Sugar price at a one-month high, short positions closed

The commodity's contracts are moving above the 200-day moving average, a key technical signal for a price rise.

Sugar price at a one-month high, short positions closed

This article is an AI translation of an original piece published in Greek. Read original

Sugar futures rose to their highest level in recent months, as investors scaled back bearish bets on expectations that mills in top producerBrazil will focus on producing ethanol from sugarcane rather than the sweetener.

In New York, the price of raw sugar rose as much as 1.7% on Monday, surpassing 15 cents per pound, marking its second consecutive session of gains. Although the war in the Middle East is believed to be increasing demand for biofuel, falling ethanol prices in Brazil are discouraging producers from diverting even more sugarcane to the production of that product.

“There is still uncertainty regarding the market’s ability to absorb the large volume of ethanol production,” said Bruno Lima, director of soft commodities atStoneX, referring to the amount of sugarcane that mills have available for the sweetener or ethanol.

Sugar futures are trading above the 200-day moving average, a key technical signal for a price rally.

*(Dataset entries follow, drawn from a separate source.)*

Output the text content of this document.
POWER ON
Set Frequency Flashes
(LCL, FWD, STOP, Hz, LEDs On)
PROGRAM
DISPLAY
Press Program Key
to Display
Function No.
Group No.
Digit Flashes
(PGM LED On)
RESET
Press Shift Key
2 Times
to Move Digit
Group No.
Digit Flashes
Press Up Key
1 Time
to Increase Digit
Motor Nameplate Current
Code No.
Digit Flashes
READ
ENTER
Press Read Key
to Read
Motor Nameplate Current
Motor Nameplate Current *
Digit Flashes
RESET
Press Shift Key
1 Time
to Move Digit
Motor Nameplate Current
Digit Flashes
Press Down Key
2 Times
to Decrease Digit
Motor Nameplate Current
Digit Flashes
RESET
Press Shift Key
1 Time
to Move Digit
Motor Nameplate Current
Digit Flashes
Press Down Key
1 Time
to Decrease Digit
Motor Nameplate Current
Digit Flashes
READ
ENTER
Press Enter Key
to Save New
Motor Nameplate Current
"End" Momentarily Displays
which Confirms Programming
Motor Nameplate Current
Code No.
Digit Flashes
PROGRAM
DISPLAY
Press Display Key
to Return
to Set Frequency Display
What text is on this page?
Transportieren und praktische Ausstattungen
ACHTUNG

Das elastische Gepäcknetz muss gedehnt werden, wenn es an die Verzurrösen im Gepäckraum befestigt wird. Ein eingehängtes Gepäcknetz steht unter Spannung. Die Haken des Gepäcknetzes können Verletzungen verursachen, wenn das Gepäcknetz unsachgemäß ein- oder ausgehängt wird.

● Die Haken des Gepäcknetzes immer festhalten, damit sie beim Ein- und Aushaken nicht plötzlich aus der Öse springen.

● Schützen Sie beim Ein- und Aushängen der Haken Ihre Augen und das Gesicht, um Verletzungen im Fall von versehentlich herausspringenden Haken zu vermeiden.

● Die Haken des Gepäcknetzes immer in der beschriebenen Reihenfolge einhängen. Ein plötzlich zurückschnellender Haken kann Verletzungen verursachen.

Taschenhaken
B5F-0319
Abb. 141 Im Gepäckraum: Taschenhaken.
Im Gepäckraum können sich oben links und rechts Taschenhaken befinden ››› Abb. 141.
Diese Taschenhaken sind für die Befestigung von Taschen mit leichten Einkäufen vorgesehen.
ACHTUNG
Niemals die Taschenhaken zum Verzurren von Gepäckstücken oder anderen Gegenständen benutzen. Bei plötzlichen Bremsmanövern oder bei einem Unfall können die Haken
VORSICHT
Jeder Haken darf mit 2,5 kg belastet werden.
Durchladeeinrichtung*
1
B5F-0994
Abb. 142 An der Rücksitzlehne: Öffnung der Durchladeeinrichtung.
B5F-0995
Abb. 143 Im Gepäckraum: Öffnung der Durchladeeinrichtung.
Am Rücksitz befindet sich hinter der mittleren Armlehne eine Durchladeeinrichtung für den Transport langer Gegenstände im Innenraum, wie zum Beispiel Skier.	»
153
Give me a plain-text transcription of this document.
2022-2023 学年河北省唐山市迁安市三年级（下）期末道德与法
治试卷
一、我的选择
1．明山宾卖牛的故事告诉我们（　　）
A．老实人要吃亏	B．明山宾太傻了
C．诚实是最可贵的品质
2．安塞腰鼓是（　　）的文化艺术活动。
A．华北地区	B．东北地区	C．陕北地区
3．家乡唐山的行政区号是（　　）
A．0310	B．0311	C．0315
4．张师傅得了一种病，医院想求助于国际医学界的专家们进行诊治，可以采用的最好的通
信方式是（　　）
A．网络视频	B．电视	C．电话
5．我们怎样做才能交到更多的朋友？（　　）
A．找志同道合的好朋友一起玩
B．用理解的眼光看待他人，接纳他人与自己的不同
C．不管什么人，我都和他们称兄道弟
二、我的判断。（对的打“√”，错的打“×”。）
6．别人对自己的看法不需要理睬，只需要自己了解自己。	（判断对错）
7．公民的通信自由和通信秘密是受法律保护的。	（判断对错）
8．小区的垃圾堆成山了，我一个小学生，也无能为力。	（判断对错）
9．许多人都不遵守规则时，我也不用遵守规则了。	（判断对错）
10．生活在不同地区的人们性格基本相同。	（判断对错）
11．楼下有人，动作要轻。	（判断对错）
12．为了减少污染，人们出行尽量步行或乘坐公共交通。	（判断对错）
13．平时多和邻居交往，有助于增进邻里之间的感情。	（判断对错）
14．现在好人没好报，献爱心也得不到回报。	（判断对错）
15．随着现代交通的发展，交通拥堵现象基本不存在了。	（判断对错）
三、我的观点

Fund managers have already reduced some of their short positions, according to weekly CFTC data. However, prices could exceed 17 cents per pound if the trend continues, Arnaldo Correa of Archer Consulting noted in a client report.

Cocoa futures also rose in New York, reaching their highest level since February. Prices are rebounding after significant losses, amid concerns over a lack of access to fertilizers and the potential impact of the El Niño weather phenomenon in West Africa.